Comment le système de retraite est-il structuré ?

Le système de retraite est structuré en trois composantes :

  • la retraite de base ;
  • la retraite complémentaire ;
  • la retraite supplémentaire.

Les deux premières sont obligatoires, c’est-à-dire que les cotisations sont imposées aux salariés et aux employeurs, alors que la troisième est facultative.

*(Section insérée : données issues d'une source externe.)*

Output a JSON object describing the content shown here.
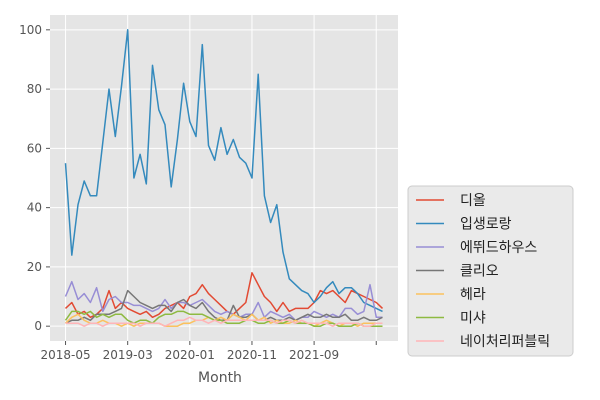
{
  "chart_data": {
    "type": "line",
    "xlabel": "Month",
    "ylabel": "",
    "ylim": [
      -5,
      105
    ],
    "grid": true,
    "legend_placement": "right",
    "x_tick_labels": [
      "2018-05",
      "2019-03",
      "2020-01",
      "2020-11",
      "2021-09",
      ""
    ],
    "x_ticks": [
      0,
      10,
      20,
      30,
      40,
      50
    ],
    "y_ticks": [
      0,
      20,
      40,
      60,
      80,
      100
    ],
    "x": [
      0,
      1,
      2,
      3,
      4,
      5,
      6,
      7,
      8,
      9,
      10,
      11,
      12,
      13,
      14,
      15,
      16,
      17,
      18,
      19,
      20,
      21,
      22,
      23,
      24,
      25,
      26,
      27,
      28,
      29,
      30,
      31,
      32,
      33,
      34,
      35,
      36,
      37,
      38,
      39,
      40,
      41,
      42,
      43,
      44,
      45,
      46,
      47,
      48,
      49,
      50,
      51
    ],
    "series": [
      {
        "name": "디올",
        "color": "#E24A33",
        "values": [
          6,
          8,
          4,
          5,
          3,
          4,
          6,
          12,
          6,
          8,
          6,
          5,
          4,
          5,
          3,
          4,
          6,
          7,
          8,
          6,
          10,
          11,
          14,
          11,
          9,
          7,
          5,
          4,
          6,
          8,
          18,
          14,
          10,
          8,
          5,
          8,
          5,
          6,
          6,
          6,
          8,
          12,
          11,
          12,
          10,
          8,
          12,
          11,
          10,
          9,
          8,
          6
        ]
      },
      {
        "name": "입생로랑",
        "color": "#348ABD",
        "values": [
          55,
          24,
          41,
          49,
          44,
          44,
          62,
          80,
          64,
          81,
          100,
          50,
          58,
          48,
          88,
          73,
          68,
          47,
          63,
          82,
          69,
          64,
          95,
          61,
          56,
          67,
          58,
          63,
          57,
          55,
          50,
          85,
          44,
          35,
          41,
          25,
          16,
          14,
          12,
          11,
          8,
          10,
          13,
          15,
          11,
          13,
          13,
          11,
          8,
          7,
          6,
          5
        ]
      },
      {
        "name": "에뛰드하우스",
        "color": "#988ED5",
        "values": [
          10,
          15,
          9,
          11,
          8,
          13,
          5,
          9,
          10,
          8,
          8,
          7,
          7,
          6,
          5,
          6,
          9,
          6,
          8,
          8,
          7,
          8,
          9,
          7,
          5,
          4,
          5,
          4,
          3,
          4,
          4,
          8,
          3,
          5,
          4,
          3,
          4,
          2,
          3,
          3,
          5,
          4,
          3,
          4,
          3,
          6,
          6,
          4,
          5,
          14,
          3,
          3
        ]
      },
      {
        "name": "클리오",
        "color": "#777777",
        "values": [
          1,
          2,
          2,
          3,
          2,
          4,
          4,
          4,
          5,
          6,
          12,
          10,
          8,
          7,
          6,
          7,
          7,
          5,
          8,
          9,
          7,
          6,
          8,
          5,
          3,
          2,
          2,
          7,
          3,
          3,
          4,
          2,
          2,
          3,
          2,
          2,
          3,
          2,
          3,
          4,
          3,
          3,
          4,
          3,
          3,
          4,
          2,
          2,
          3,
          2,
          2,
          3
        ]
      },
      {
        "name": "헤라",
        "color": "#FBC15E",
        "values": [
          1,
          3,
          4,
          2,
          1,
          1,
          2,
          1,
          1,
          0,
          1,
          0,
          1,
          1,
          1,
          1,
          0,
          0,
          0,
          1,
          1,
          2,
          2,
          3,
          2,
          3,
          2,
          4,
          3,
          2,
          4,
          2,
          3,
          1,
          2,
          1,
          1,
          2,
          1,
          1,
          0,
          1,
          2,
          1,
          0,
          1,
          1,
          0,
          1,
          1,
          1,
          1
        ]
      },
      {
        "name": "미샤",
        "color": "#8EBA42",
        "values": [
          2,
          5,
          5,
          4,
          5,
          3,
          4,
          3,
          4,
          4,
          2,
          1,
          2,
          2,
          1,
          3,
          4,
          4,
          5,
          5,
          4,
          4,
          4,
          3,
          2,
          2,
          1,
          1,
          1,
          2,
          2,
          1,
          1,
          2,
          1,
          1,
          2,
          1,
          1,
          1,
          0,
          0,
          1,
          1,
          0,
          0,
          0,
          1,
          0,
          0,
          0,
          0
        ]
      },
      {
        "name": "네이처리퍼블릭",
        "color": "#FFB5B8",
        "values": [
          1,
          1,
          1,
          0,
          1,
          1,
          0,
          1,
          1,
          1,
          1,
          1,
          0,
          1,
          1,
          1,
          0,
          1,
          2,
          2,
          3,
          2,
          2,
          1,
          2,
          1,
          2,
          2,
          2,
          2,
          2,
          2,
          2,
          2,
          1,
          2,
          2,
          1,
          2,
          1,
          1,
          1,
          1,
          0,
          1,
          1,
          1,
          1,
          0,
          0,
          1,
          1
        ]
      }
    ]
  }
}
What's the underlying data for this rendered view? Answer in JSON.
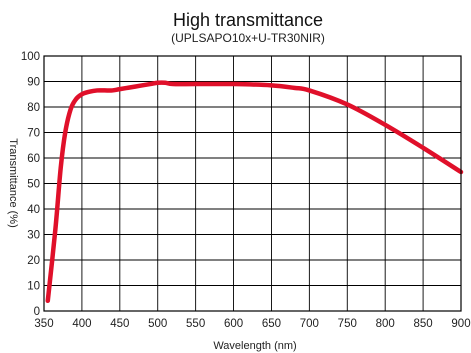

Si cette architecture est commune à tous les régimes, le système de retraite fait appel à de nombreux opérateurs (caisses de retraite) qui sont le reflet d’une organisation fondée sur une base socio-professionnelle (salariés du secteur industriel privé, salariés et exploitants agricoles, fonctionnaires, professions libérales, etc.), ainsi que sur une histoire sociale spécifique.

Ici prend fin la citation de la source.